Julie leaned over and gave Iqbal a kiss on his cheek. She had not felt like eating, however she had forced herself, not wanting to appear rude. Thoughts of Amin had invaded her mind. Everyday she thought of him, every second of every day it felt like.
They’d been organising their wedding the night the Metropolitan Police had broken down the door and aimed several guns at Amin’s head. She’d protested; the police had ignored her cries. They’d proceeded to force him on his front lying down, cuffing him and forcing him into a police car.
The last six months had been the hardest for her. When she’d found out that Amin had been killed she’d collapsed mentally and physically. She’d been bed ridden for three weeks. Her mum and Abeer had persuaded her finally to get out of bed and face the world. It had not been easy: the papers had reported his death and mentioned her name in association with a terrorist plot to infect London’s water supply. Death threats had followed via email and telephone. It didn’t make grieving her loss any easier. Friends and family of the Khan’s disowned them and there were in total twenty people at Amin’s funeral. The press had been there to film it for the world to see.

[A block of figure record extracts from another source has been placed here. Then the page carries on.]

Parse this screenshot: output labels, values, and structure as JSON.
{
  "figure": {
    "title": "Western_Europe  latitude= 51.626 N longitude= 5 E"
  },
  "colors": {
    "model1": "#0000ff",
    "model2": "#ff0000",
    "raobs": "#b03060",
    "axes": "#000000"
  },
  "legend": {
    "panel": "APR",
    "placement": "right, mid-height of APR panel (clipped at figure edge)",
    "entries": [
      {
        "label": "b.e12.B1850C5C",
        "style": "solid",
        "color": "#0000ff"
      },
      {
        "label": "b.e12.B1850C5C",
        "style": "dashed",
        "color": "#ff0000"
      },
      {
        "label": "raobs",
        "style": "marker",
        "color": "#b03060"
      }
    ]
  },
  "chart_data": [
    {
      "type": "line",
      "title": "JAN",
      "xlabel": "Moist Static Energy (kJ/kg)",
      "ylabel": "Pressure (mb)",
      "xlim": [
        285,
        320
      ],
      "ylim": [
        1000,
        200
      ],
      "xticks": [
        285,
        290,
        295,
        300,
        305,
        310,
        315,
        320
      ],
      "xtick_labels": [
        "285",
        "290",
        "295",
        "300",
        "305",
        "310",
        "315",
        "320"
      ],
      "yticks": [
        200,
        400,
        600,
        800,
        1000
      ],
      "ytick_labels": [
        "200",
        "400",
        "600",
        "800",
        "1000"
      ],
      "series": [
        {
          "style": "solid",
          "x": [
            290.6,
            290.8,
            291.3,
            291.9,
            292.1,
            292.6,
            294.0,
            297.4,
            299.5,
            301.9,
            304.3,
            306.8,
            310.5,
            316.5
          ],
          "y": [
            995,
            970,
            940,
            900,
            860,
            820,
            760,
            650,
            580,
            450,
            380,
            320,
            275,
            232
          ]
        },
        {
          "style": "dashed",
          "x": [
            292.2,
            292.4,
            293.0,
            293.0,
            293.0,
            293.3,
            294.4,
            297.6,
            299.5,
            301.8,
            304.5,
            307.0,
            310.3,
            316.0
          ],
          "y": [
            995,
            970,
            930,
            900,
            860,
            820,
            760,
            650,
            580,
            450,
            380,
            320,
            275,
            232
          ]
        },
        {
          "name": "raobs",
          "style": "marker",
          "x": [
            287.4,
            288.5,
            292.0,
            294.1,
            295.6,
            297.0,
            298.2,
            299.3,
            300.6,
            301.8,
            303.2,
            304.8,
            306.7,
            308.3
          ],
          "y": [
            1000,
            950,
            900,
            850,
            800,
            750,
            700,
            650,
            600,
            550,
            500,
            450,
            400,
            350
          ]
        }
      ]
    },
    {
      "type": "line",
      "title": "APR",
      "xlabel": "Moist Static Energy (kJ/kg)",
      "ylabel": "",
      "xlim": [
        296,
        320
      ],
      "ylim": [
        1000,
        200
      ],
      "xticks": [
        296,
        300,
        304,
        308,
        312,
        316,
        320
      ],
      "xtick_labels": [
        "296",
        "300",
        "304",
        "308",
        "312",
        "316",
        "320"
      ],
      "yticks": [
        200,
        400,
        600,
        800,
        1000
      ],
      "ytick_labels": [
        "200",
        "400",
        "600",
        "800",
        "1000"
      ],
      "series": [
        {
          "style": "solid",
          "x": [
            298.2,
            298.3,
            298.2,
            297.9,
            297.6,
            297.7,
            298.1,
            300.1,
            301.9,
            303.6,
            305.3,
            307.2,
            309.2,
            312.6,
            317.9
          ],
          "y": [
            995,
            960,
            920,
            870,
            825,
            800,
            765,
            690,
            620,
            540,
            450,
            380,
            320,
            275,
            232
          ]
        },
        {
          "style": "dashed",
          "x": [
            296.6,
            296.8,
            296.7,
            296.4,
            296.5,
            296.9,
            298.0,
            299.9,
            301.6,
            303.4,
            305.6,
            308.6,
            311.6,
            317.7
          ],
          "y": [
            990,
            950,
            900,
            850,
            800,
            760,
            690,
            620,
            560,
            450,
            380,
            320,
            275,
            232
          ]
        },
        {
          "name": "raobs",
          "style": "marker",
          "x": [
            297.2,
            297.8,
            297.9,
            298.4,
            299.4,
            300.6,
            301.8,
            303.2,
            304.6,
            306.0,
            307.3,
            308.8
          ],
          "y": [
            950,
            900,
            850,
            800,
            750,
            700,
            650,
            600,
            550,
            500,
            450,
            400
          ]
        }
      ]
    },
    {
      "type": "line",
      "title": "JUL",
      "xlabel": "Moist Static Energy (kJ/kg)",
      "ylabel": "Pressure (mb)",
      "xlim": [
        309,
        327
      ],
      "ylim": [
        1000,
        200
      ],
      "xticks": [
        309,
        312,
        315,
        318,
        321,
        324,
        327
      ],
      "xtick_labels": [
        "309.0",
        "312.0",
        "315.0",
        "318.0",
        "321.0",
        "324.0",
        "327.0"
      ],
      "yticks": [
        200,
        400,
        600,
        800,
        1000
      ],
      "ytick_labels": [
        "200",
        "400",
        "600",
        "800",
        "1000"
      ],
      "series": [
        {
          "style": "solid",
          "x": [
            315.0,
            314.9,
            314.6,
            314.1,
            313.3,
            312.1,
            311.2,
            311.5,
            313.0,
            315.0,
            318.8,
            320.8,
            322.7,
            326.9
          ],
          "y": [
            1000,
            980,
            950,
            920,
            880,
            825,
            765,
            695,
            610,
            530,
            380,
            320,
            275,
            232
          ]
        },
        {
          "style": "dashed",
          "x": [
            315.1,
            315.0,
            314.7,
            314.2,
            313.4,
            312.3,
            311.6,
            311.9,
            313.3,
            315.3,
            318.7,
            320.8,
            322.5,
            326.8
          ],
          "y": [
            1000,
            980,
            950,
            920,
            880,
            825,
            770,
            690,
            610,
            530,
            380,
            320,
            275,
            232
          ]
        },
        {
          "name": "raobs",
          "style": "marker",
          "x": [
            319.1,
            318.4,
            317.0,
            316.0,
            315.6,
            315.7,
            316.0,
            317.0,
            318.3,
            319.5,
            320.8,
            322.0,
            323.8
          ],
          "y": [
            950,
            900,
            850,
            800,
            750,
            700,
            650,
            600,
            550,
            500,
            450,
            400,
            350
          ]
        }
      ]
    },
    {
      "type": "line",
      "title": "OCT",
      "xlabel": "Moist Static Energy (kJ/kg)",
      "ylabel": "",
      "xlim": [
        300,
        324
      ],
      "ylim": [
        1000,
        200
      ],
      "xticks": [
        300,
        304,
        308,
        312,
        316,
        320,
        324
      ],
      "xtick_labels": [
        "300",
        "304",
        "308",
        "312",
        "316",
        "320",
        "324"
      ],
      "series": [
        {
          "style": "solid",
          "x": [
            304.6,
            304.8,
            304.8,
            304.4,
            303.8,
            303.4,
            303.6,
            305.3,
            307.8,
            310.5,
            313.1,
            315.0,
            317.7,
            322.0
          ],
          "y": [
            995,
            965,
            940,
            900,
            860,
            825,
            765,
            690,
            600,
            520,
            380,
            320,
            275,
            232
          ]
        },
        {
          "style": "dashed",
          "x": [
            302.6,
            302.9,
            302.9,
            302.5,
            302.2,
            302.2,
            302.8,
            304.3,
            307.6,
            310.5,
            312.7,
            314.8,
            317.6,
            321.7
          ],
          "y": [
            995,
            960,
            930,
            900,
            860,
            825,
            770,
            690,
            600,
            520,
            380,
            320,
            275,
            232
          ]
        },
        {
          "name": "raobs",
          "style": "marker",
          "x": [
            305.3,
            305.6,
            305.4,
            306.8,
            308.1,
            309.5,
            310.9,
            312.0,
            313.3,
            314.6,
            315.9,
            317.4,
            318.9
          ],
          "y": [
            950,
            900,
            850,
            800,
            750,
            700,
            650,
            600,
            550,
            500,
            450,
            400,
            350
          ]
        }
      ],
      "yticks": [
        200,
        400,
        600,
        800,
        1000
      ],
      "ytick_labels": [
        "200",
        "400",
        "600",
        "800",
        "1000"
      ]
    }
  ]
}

Time had not healed the wounds. She was still as miserable as when he’d been arrested and wanted it to be over; she’d tried killing herself three times, but had only managed to scratch her wrists. She simply wasn’t brave enough to carry it through, she told herself.
It would be over soon, though.
‘Thanks for the ride, Iqbal, I appreciate it,’ she said as she kissed him on the cheek. She liked the Khans. They were so warm and loving.
‘It’s ok, anything to get out of the house,’ he replied. ‘Sorry it was so sombre in there tonight. Mum was getting better until today.’
‘Six month anniversary. The first anniversary is the worst, so they say,’ she said with a weak smile.
‘So they say,’ he agreed and started the engine. ‘Take care of yourself.’
‘You too,’ she said as she stepped out of the car.
She waved off Iqbal in his red electric Wheeler, turned and walked up the driveway to her front door. She stepped inside, closed the door and walked through to the lounge, switching the lights on. In the kitchen she pressed the messages on her landline and listened as her sister left a message asking for a call back. The second message was from a friend of hers, Sara Hooper, who wanted to meet for lunch one day next week. The third and final message stopped her in her tracks.
‘Julie, it’s me, give me a call on the mobile I gave you, please,’ said the low voice.
Julie immediately rummaged through her handbag and found the cheap and simple Samsung mobile. ‘Hassan, it’s Julie,’ she said as he answered on ring one.
‘Julie, the time has come,’ replied Hassan, serious as ever. ‘The arrangements have been made. June fourth. We’ll meet at my flat on Monday.’
‘I’ll be there,’ replied Julie, relieved to finally know the date. ‘Have you got everything you need? What we talked about?’
‘Everything is ready,’ he replied. ‘Monday at seven; I’ll talk you through it.’
Hassan cut the connection.
Julie put the phone back in her handbag. She smiled genuinely for the first time since Amin’s arrest. She now knew what was going to happen. She knew the chaos and mayhem the country would face, the fear and panic. She would soon be with Amin; Allah had told her so.